À cinq heures, un bruit léger glissa dans le corridor ; une porte s’ouvrit et se ferma doucement ; puis soudain un petit cri pareil à un miaulement de chat courut dans la maison silencieuse.

Toutes les femmes furent debout d’un bond, et Berthe, la première, s’élança malgré sa mère et ses tantes, enveloppée de son peignoir de nuit.

Jacques, debout au milieu de sa chambre, livide, haletant, tenait un enfant dans ses bras.

Les quatre femmes le regardèrent, effarées ; mais Berthe, devenue soudain téméraire, le cœur crispé d’angoisse, courut à lui : « Qu’y a-t-il ? dites, qu’y a-t-il ? »

Il avait l’air fou ; il répondit d’une voix saccadée : « Il y a… il y a… que j’ai un enfant, et que la mère vient de mourir… » Et il présentait dans ses mains inhabiles le marmot hurlant.

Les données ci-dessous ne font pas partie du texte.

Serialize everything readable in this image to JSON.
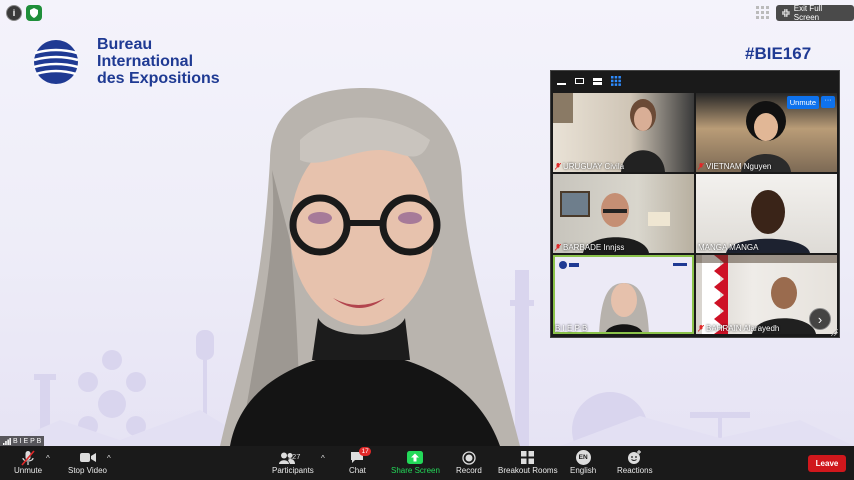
{
  "window": {
    "exit_full_screen": "Exit Full Screen"
  },
  "branding": {
    "logo_line1": "Bureau",
    "logo_line2": "International",
    "logo_line3": "des Expositions",
    "hashtag": "#BIE167"
  },
  "main_video": {
    "speaker_label": "B I E P B"
  },
  "gallery": {
    "unmute_label": "Unmute",
    "more_label": "···",
    "tiles": [
      {
        "name": "URUGUAY Civila",
        "muted": true
      },
      {
        "name": "VIETNAM Nguyen",
        "muted": true
      },
      {
        "name": "BARBADE Innjss",
        "muted": true
      },
      {
        "name": "MANGA MANGA",
        "muted": false
      },
      {
        "name": "B I E P B",
        "muted": false
      },
      {
        "name": "BAHRAIN Alarayedh",
        "muted": true
      }
    ]
  },
  "toolbar": {
    "unmute": "Unmute",
    "stop_video": "Stop Video",
    "participants": "Participants",
    "participants_count": "127",
    "chat": "Chat",
    "chat_badge": "17",
    "share_screen": "Share Screen",
    "record": "Record",
    "breakout_rooms": "Breakout Rooms",
    "language_code": "EN",
    "language": "English",
    "reactions": "Reactions",
    "leave": "Leave"
  },
  "colors": {
    "brand_blue": "#1f3a93",
    "share_green": "#23d959",
    "leave_red": "#d0171c",
    "unmute_blue": "#0e72ed",
    "toolbar_bg": "#1a1a1a"
  }
}
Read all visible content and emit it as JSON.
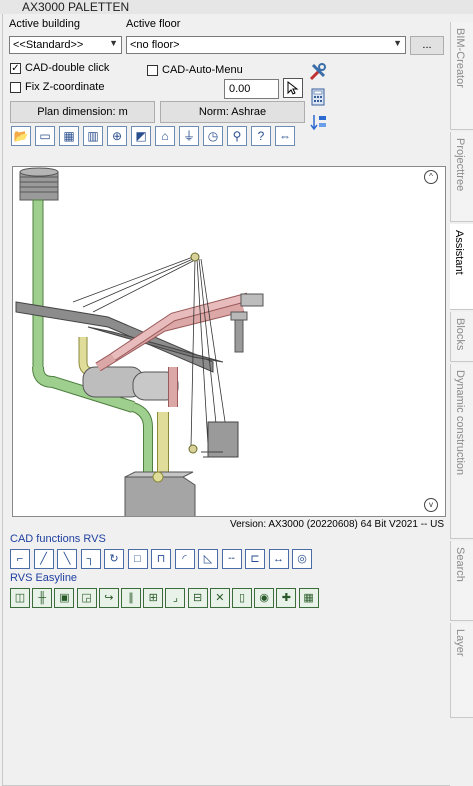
{
  "window": {
    "title": "AX3000 PALETTEN"
  },
  "labels": {
    "active_building": "Active building",
    "active_floor": "Active floor"
  },
  "building_select": {
    "value": "<<Standard>>"
  },
  "floor_select": {
    "value": "<no floor>"
  },
  "floor_more_button": "...",
  "options": {
    "cad_double_click": {
      "label": "CAD-double click",
      "checked": true
    },
    "cad_auto_menu": {
      "label": "CAD-Auto-Menu",
      "checked": false
    },
    "fix_z": {
      "label": "Fix Z-coordinate",
      "checked": false
    },
    "z_value": "0.00"
  },
  "buttons": {
    "plan_dimension": "Plan dimension: m",
    "norm": "Norm: Ashrae"
  },
  "toolbar_icons": [
    "open-folder-icon",
    "duct-icon",
    "duct-fitting-icon",
    "radiator-icon",
    "valve-icon",
    "graph-icon",
    "house-icon",
    "funnel-icon",
    "clock-icon",
    "zoom-icon",
    "help-icon",
    "switch-icon"
  ],
  "version": "Version: AX3000 (20220608) 64 Bit V2021   -- US",
  "sections": {
    "cad_functions": {
      "title": "CAD functions RVS",
      "tools": [
        "stair-icon",
        "line-icon",
        "diagonal-icon",
        "branch-icon",
        "rotate-icon",
        "rectangle-icon",
        "connect-icon",
        "arc-icon",
        "measure-icon",
        "dash-icon",
        "offset-icon",
        "dimension-icon",
        "globe-icon"
      ]
    },
    "easyline": {
      "title": "RVS Easyline",
      "tools": [
        "fitting-icon",
        "pipe-rack-icon",
        "square-valve-icon",
        "diag-box-icon",
        "bend-icon",
        "parallel-icon",
        "align-icon",
        "elbow-icon",
        "connector-icon",
        "delete-icon",
        "cylinder-icon",
        "color-wheel-icon",
        "cross-icon",
        "grid-icon"
      ]
    }
  },
  "tabs": [
    "BIM-Creator",
    "Projecttree",
    "Assistant",
    "Blocks",
    "Dynamic construction",
    "Search",
    "Layer"
  ],
  "active_tab": "Assistant"
}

Berthe, sans dire un mot, saisit l’enfant, l’embrassa, l’étreignant contre elle ; puis, relevant sur son mari ses yeux pleins de larmes : « La mère est morte, dites-vous ? » Il répondit : « Oui, tout de suite… dans mes bras… J’avais rompu depuis l’été… Je ne savais rien, moi… c’est le médecin qui m’a fait venir… »

Alors Berthe murmura : « Eh bien, nous l’élèverons, ce petit. »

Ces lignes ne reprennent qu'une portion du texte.